How does the brain perceive time to enable cognition?
An interview with Dr Joe Paton, Champalimaud Centre for the Unknown, conducted by April Cashin-Garbutt
Every day we think, apply rules and plan ahead, but how does the brain perceive time to allow us to perform these cognitive functions? The hidden and fleeting nature of these representations in the brain make them very interesting to study, but also rather challenging. Dr Joe Paton recently gave a SWC Virtual Seminar outlining the carefully-designed behavioural experiments his lab performed in rodents to isolate and exaggerate these latent processes and bring them under experimental control. In the following Q&A, he explains how his research may help us understand the way basal ganglia circuits contribute to aspects of decision-making, action selection and motor control.

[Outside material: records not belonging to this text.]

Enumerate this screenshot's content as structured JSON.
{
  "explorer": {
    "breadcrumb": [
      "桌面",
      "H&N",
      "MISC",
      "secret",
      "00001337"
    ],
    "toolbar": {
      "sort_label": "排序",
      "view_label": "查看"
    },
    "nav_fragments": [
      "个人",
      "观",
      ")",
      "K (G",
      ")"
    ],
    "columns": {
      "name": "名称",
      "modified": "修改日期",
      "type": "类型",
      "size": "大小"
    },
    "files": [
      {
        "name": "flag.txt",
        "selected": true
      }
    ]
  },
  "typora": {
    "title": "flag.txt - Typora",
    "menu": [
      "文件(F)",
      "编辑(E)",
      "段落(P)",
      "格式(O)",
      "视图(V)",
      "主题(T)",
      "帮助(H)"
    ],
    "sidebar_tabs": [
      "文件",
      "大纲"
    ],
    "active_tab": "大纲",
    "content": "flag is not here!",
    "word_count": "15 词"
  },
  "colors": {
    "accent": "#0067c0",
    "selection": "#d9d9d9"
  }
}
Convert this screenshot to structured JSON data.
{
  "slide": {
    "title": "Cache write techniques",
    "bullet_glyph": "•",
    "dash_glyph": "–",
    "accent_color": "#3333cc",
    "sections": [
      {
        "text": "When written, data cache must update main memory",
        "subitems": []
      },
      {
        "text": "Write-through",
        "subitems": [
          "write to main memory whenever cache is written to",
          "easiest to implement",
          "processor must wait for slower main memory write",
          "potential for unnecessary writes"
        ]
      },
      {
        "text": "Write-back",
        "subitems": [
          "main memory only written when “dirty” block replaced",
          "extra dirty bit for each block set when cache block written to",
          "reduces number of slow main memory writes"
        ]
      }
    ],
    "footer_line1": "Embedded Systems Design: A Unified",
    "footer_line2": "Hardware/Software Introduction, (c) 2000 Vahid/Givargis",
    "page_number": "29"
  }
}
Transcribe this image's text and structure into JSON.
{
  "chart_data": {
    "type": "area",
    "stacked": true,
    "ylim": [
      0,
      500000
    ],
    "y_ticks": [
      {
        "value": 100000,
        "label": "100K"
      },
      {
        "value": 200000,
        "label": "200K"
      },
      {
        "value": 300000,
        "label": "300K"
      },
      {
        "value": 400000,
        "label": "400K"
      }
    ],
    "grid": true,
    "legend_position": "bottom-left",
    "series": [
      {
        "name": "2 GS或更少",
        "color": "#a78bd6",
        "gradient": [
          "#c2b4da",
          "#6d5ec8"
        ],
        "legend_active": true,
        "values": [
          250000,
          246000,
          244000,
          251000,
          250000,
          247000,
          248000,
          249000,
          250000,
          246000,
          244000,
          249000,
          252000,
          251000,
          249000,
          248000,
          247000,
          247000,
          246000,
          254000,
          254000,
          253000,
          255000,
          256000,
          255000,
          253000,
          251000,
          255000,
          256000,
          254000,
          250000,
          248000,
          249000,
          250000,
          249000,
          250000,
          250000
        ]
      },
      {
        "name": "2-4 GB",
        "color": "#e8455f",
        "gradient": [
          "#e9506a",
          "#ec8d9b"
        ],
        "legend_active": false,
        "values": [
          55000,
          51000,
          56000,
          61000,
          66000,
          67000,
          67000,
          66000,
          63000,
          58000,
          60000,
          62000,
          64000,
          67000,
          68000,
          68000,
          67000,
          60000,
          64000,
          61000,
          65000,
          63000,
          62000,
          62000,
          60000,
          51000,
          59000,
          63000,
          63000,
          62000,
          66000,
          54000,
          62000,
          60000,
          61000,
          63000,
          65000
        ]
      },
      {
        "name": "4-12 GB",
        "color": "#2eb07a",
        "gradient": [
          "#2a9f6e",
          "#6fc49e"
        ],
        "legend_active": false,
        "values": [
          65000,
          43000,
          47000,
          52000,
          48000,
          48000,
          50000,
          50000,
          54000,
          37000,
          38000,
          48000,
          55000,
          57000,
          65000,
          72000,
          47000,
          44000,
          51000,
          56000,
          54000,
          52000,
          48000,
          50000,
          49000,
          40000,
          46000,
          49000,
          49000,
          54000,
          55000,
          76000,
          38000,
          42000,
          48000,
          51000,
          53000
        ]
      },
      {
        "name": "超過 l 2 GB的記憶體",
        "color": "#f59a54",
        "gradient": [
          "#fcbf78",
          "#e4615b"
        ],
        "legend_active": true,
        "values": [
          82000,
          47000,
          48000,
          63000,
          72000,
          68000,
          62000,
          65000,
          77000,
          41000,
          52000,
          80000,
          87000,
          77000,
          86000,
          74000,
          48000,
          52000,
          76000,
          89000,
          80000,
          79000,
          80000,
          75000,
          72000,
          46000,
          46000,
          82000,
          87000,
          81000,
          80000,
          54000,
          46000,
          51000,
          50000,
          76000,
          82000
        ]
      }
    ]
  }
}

How do you define cognition?
Traditionally cognition has been defined as a list of complex functions such as working memory, decision-making and planning. But it is not obvious what unites these processes and not all of them are necessarily what we would consider cognitive – for example some decisions are very simple.
The way I like to define cognition is to think about the set of variables the brain is using to perform a function. Sometimes the brain relies on variables in the immediate environment alone and can easily map those directly to a behavioural output – this is not particularly cognitive. For me, cognition involves functions that require the brain to use variables that aren’t in the immediate environment such as working memory or timing.
Why are you particularly focused on studying temporal processing? Why is understanding how time is encoded so important for basal ganglia function?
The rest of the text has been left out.